Thursday, June 20Royal Holloway's offical student publication, est. 1986

SHAG Week: Abortion Rights in the UK

With free access to abortion in the UK, there is really nothing to fight for when it comes to reproductive rights.

Except this is not really the case. In Northern Ireland abortion is illegal even in the case of rape, incest or if the foetus has no chance of survival. Women are left by our government to raise their rapists child, or a child they cannot afford. The right for women to control what happens to their bodies is taken away; more shockingly the right for women to control their own bodies has been made illegal, holding a penalty of life imprisonment in Northern Ireland. Of course this does not stop women in desperate situations from trying to obtain an abortion. As the abortion charity ‘Women on Waves’ states: ‘No one can prevent all abortions. You can only eliminate safe abortions’. This has led to a huge amount of women harming themselves with intent to abort, or attempting clandestine abortions, at risks to their own lives.

Human rights law states abortion should be legal where it is necessary to protect the physical or mental health of the pregnant women and in the cases of rape, incest and fatal foetal abnormality. Why is the UK directly going against Human Rights law and failing to protect these vulnerable women?

The UK government says it is not their responsibility to address this, but for Stormont to decide since the devolution of power. Stormont says it’s not what the people of Northern Ireland want, however a recent survey shows that 7/10 people in Northern Ireland think an abortion should be available in cases of rape and incest and 3/5 think an abortion should be available when the foetus has no chance of survival.

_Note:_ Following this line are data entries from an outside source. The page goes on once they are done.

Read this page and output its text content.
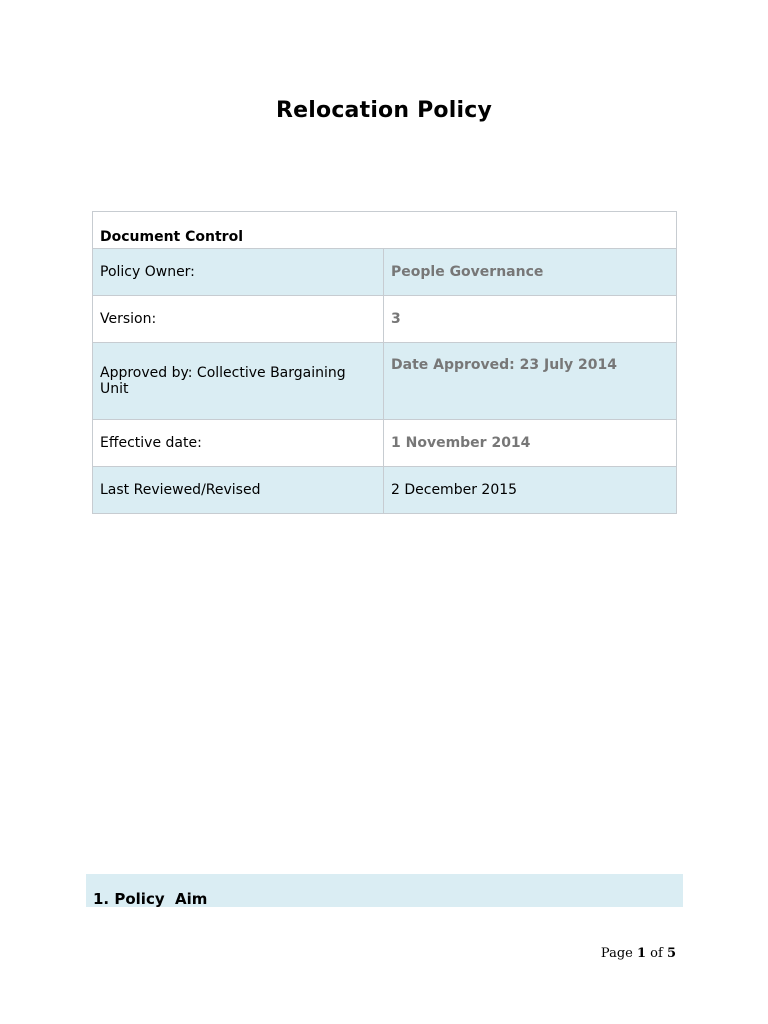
Relocation Policy
Document Control	
Policy Owner:	People Governance
Version:	3
Approved by: Collective Bargaining Unit	Date Approved: 23 July 2014
Effective date:	1 November 2014
Last Reviewed/Revised	2 December 2015
1. Policy  Aim
Page 1 of 5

The most recent case has highlighted the plight of a woman who was carrying a foetus formed with no skull. Under current Northern Irish law, this woman had to carry the baby to term as it would cause no risk to her physical health. She is expected to have scans every two weeks until the foetus dies, at which point she will be induced: A seriously traumatising situation to be forced into. She said: ‘’This is a dead body I’m being forced to carry in Northern Ireland because of this law.” showing clearly the mental anguish a ban on abortion causes for many women in Northern Ireland as 95% of women needing an abortion are stopped from having one.

So we can see that the fight for a woman’s reproductive rights is something we are far from achieving, when so many women in the UK are put at risk by archaic laws. Luckily, there has never been a better time to tell the government that this is unacceptable. Northern Ireland’s Department of Justice is currently reviewing its laws on access to abortion with a public consultation. Let our government know, in the run up to the elections, that the right to free contraceptives, sex education and free accessible abortion is needed everywhere in the UK.